Je partage votre pessimisme, je suis même angoissé quand je me demande s'il est encore temps. Il est de notre responsabilité d'agir. Le télépéage, la carte bleue procèdent d'usages consentis. On peut ainsi distinguer d'une part ce qui est fait avec notre consentement ou non, et d'autre part ce qui est visible ou non. La question du consentement m'amène à évoquer la jeunesse. J'ai rencontré des CM1 et des CM2 d'une commune du Nord. 80 % d'entre eux sont sur Facebook , qui est pourtant interdit aux moins de 13 ans... On parle de couvre-feu, mais les enfants courent parfois bien des risques face à leur écran, dans leur chambre. Voilà une cible en termes d'éducation. Nous avons décidé de consacrer 500 000 euros, sur un budget de 14 millions pour des actions tournées vers les chefs d'établissement et les professeurs de géographie, d'éducation civique, les professeurs principaux, afin de les inciter à transmettre des notions-clefs sur l'usage d'internet et des réseaux sociaux aux enfants.
Le raisonnement selon lequel je n'ai rien à craindre si je n'ai rien à me reprocher est dangereux. C'est la notion d'intimité qui est en cause. A mes étudiants qui me disent que cela ne les gêne pas d'être vus avec leur copine légitime, j'explique qu'ils ont droit à la même intimité quelle que soit la personne avec laquelle ils sont. Je revendique le droit de ne pas être vu ni entendu. Ne mélangeons pas intimité et innocence. Les professeurs sont souvent mal à l'aise voire désarmés pour expliquer cela parce que leurs élèves maîtrisent souvent mieux les techniques qu'eux. Il faut les soutenir pour qu'ils fassent passer le message de la protection de l'intimité et du libre-arbitre.

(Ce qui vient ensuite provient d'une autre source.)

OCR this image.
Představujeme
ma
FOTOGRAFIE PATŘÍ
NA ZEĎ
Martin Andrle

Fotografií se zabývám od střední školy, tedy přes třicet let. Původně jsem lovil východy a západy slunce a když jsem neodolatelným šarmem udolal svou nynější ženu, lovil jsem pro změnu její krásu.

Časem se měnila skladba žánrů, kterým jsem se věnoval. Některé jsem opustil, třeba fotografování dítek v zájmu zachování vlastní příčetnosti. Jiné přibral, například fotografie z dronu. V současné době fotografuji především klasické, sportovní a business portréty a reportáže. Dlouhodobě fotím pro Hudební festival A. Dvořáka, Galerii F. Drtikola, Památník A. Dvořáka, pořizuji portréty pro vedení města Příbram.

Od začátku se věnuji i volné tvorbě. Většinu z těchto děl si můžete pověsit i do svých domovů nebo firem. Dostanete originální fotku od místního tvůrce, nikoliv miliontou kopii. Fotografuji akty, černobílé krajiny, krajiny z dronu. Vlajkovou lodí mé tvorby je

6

Nous avons trois réponses à apporter. La première est d'ordre technique. Les ingénieurs nous expliquent en effet que si on s'en donnait les moyens, on pourrait juguler les effets néfastes de la technique. C'est une affaire de financement, mais ceux qui le peuvent ne le veulent pas. La solution juridique passe par l'élargissement de la conception européenne à d'autres pays. La solution pédagogique, enfin, concerne les jeunes, qui vivront toute leur vie avec internet, et surtout les 12-13 ans, ceux qui sont le plus en danger. Or il est plus facile d'évoquer un fichier de police avec le ministère de l'intérieur que de parler de cela avec le ministère de l'éducation. C'est parce que notre préoccupation n'est pas partagée que nous avons opéré le choix budgétaire que j'ai dit.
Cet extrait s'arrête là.